Oh... Didn't want to let anything go but oh well

Thanks for trying to help though - muchly appreciated. Might upload a photo to the siggy, see if I can get more text in with that.....


----------



## vnaps (Dec 29, 2008)

u might want to also try putting the links in the same line???? it will look a bit messy but at least you can fit everyting.....

i also reduced the size of my font....did not leave any space greater than 1 between words......

hth


----------



## Jaxhair (Dec 29, 2008)

vnaps said:


> u might want to also try putting the links in the same line???? it will look a bit messy but at least you can fit everyting.....
> 
> i also reduced the size of my font....did not leave any space greater than 1 between words......
> 
> hth



Thanks vnaps. I'm trying to figure out how to make my links into single words. That'll get them into one line....


----------



## crlsweetie912 (Dec 29, 2008)

You type in the one word you want
ex:

Blog
Then highlight it and click the link icon






Then you paste the link in the box.
That should give you one word, but when you click on it, it will take you to the site.
HTH.


----------



## Jaxhair (Dec 29, 2008)

crlsweetie912 said:


> You type in the one word you want
> ex:
> 
> Blog
> ...



Phew! Thank you ever so much! . This siggy has frustrated me all afternoon! It's done now, so I'm happy Jacquie again. Thanks again!


----------



## crlsweetie912 (Dec 29, 2008)

Jaxhair said:


> Phew! Thank you ever so much! . This siggy has frustrated me all afternoon! It's done now, so I'm happy Jacquie again.
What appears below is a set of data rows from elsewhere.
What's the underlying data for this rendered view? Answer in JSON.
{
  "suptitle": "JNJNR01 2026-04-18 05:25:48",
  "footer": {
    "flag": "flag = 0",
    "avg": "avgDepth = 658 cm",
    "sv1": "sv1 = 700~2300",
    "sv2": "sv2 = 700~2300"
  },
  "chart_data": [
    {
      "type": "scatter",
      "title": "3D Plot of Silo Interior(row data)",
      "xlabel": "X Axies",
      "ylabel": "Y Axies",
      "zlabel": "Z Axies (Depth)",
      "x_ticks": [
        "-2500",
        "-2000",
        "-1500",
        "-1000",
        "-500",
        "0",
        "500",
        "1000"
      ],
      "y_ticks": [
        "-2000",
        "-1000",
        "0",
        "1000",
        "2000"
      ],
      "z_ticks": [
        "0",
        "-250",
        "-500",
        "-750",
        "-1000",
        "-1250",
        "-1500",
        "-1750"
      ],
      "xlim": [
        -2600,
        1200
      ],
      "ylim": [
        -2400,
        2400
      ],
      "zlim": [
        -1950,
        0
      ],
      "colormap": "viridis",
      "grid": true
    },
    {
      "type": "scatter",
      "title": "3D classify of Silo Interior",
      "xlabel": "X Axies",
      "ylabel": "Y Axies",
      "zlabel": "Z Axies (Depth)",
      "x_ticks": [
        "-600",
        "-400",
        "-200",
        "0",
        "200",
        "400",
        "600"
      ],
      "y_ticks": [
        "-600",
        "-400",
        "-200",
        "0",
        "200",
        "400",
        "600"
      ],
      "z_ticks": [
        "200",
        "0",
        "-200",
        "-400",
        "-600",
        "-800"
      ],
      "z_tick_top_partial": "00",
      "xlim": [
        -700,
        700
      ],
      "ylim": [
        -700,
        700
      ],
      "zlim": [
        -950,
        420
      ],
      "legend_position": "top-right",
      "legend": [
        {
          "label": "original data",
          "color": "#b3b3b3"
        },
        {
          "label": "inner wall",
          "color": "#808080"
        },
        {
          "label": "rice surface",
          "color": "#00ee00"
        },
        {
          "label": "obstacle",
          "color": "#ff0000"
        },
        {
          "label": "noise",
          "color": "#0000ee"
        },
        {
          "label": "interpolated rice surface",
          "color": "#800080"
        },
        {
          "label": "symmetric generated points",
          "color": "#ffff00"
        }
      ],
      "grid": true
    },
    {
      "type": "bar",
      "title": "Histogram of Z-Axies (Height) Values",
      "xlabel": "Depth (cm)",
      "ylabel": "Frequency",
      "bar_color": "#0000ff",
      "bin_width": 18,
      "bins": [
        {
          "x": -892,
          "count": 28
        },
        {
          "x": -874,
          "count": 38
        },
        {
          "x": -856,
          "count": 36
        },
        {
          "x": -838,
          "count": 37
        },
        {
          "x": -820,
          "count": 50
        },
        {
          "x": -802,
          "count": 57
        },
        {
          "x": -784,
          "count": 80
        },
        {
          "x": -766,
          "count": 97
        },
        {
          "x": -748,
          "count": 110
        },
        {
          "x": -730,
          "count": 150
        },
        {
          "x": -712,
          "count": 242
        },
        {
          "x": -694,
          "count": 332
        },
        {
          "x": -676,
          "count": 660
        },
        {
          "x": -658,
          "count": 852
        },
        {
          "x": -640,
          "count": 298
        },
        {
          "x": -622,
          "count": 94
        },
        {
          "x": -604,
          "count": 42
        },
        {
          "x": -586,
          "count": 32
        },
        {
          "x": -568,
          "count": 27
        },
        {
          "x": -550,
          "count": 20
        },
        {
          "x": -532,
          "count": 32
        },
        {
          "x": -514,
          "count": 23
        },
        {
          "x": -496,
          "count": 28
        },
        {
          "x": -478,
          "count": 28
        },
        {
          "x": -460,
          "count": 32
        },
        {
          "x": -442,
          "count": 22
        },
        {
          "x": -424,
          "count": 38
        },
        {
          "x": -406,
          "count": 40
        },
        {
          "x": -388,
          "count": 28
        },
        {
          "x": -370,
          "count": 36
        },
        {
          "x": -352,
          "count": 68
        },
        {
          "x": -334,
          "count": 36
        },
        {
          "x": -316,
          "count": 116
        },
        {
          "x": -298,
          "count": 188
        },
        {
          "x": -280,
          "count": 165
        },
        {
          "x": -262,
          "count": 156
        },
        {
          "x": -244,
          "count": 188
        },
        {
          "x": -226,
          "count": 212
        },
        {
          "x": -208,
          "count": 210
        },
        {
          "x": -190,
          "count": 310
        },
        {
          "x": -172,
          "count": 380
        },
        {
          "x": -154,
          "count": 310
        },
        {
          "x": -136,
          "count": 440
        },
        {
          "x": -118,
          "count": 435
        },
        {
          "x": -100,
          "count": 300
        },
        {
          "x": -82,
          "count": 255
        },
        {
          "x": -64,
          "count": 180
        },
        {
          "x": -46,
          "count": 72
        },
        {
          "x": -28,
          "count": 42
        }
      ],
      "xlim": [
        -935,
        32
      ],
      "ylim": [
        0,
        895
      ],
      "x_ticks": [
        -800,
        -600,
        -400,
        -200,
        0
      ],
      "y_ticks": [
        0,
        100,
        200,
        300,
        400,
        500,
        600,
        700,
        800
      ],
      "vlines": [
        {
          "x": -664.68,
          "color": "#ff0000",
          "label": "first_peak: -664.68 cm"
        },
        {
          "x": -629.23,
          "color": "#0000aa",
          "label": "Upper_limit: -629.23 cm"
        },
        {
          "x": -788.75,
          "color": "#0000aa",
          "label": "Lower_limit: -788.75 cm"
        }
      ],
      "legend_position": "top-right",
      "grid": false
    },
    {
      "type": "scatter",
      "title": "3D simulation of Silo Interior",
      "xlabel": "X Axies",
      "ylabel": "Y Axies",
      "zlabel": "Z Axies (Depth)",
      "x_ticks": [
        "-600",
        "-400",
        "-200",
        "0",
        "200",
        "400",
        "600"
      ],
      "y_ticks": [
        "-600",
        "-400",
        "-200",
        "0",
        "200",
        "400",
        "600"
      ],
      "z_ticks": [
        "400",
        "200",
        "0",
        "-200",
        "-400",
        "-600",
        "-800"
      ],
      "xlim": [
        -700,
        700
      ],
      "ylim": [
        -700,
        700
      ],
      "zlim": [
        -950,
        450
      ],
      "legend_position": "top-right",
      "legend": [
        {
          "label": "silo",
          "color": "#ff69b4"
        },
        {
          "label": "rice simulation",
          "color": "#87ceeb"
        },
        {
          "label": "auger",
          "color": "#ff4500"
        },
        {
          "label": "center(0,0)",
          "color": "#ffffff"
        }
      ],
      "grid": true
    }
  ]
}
Thanks again!


 
I am glad it worked!!!


----------



## vnaps (Dec 29, 2008)

crlsweetie912 said:


> You type in the one word you want
> ex:
> 
> Blog
> ...


 
i didnt know this....thanks as well!!!


----------



## MA2010 (Jan 5, 2009)

crlsweetie912 said:


> You type in the one word you want
> ex:
> 
> Blog
> ...


 
I've been wondering how to do this forever!!!!


----------